В том, что мать врет мне, сомнений больше не оставалось — не могла она говорить обо мне ничего плохого. Если и говорила, то только хорошее. Мать положила передо мной апельсин, ласково что-то воркуя, и погладила меня по вихрам. Меня это рассердило.
— А это вам, Сидике! — протянула она второй апельсин девушке.
Я, не раздумывая, стал чистить свой, в то время как Сидике в немом изумлении вытаращила глаза и посматривала то на лежащий у нее на ладони оранжевый плод, то на мать, словно бы переспрашивая: «Что, и правда мне?» Честно сказать, я и сам ни разу еще не пробовал апельсинов, однако признать это перед Сидике было стыдно.
— Ешь, чего ты? — небрежно бросил я девушке.
— Я матушке отвезу, — тихо проговорила она, — и Дюрке…
— Отвезите, Сидике, отвезите, — милым голосом подхватила мать. — Ведь они не видали такого!
Апельсин, с которого я еще обдирал кожуру, замер в моих руках. Я положил его на очистки. «Ведь они не видали такого!» — крутились в мозгу слова матери.
Я взглянул на нее недоверчиво, словно бы ожидая подтверждения этих слов, но тут же подумал: «Наверно, она права. Они не видали такого. Я и сам видел их только в учебнике по ботанике, на цветных иллюстрациях». Невинная материна ложь показалась мне вдруг отвратительной, принимать ее не хотелось. А снисходительный тон, которым она сказала это самое «…не видали такого», отдалил ее от меня, вызвал недоумение и враждебность. И внезапно, в считанные мгновенья, что-то во мне изменилось: меня поразило собственное высокомерие по отношению к Сидике. Мне вспомнилось, как бесстрастно отец сказал девушке: «Вы не прислуга у нас… отныне вы член семьи». Тогда он казался мне великаном. Наверное, потому, что всегда был далек от меня.
Сидике, с апельсином в руках, бесшумно удалилась к себе. В дверях показалась бабка. Голова ее была гордо вскинута, она бросила в сторону матери обиженный взгляд, едва ответив ей на приветствие.

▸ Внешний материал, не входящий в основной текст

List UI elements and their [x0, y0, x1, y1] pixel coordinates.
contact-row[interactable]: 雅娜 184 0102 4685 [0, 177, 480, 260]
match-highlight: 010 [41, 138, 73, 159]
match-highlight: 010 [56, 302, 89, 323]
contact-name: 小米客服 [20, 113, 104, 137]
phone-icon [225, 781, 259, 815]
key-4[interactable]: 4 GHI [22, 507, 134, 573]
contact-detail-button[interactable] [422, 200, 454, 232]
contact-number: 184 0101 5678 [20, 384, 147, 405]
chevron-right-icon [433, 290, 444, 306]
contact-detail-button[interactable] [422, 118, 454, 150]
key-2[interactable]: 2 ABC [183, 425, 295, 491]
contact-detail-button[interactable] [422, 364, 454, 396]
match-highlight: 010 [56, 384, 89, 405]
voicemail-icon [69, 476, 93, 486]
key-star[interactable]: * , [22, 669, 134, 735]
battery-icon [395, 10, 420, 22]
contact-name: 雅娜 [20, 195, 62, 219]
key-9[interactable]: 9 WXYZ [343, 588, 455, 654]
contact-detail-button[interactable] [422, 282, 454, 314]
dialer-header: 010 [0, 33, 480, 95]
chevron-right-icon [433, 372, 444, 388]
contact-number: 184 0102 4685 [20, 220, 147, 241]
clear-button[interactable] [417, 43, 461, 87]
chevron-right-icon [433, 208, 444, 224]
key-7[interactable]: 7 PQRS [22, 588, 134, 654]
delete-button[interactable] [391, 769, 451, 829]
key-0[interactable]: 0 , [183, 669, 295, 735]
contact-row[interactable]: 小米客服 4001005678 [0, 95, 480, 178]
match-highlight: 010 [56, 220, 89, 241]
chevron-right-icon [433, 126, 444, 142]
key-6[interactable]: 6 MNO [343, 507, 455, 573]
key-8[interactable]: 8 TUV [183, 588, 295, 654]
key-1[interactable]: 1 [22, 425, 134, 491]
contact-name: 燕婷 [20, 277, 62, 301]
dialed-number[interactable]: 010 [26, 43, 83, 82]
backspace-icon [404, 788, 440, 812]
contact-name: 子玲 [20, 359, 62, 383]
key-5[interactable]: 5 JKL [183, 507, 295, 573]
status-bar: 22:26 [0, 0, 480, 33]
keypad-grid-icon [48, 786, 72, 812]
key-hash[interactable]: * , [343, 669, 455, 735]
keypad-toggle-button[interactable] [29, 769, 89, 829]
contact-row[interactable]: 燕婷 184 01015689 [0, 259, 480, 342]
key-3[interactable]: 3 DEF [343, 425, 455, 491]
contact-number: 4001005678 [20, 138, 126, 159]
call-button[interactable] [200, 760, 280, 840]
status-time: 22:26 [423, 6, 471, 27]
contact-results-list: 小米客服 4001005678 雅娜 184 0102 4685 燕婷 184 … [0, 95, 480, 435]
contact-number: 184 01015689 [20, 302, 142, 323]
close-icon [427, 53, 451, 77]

— Отнесу деду кофе… — сказала бабка.
— Не трудитесь, мамочка, я сама отнесу, — защебетала мать. — Я и вам принесу! Послабее или покрепче?
— Уж оставь, — отрубила та, — как-нибудь обойдемся!
Резкий тон заставил мать вздрогнуть. Пока бабка скованными движениями разливала кофе, она вертелась возле плиты. Порезала хлеб, намазала его маслом. Бабка взяла поднос и, уже выходя из кухни, бросила ей через плечо:
— Разговор к тебе есть!
Мать скорчила жуткую гримасу. Бабка, обернувшись в дверях, это заметила.
— Хорошо, — еще более оскорбленным тоном сказала она и вылетела из кухни.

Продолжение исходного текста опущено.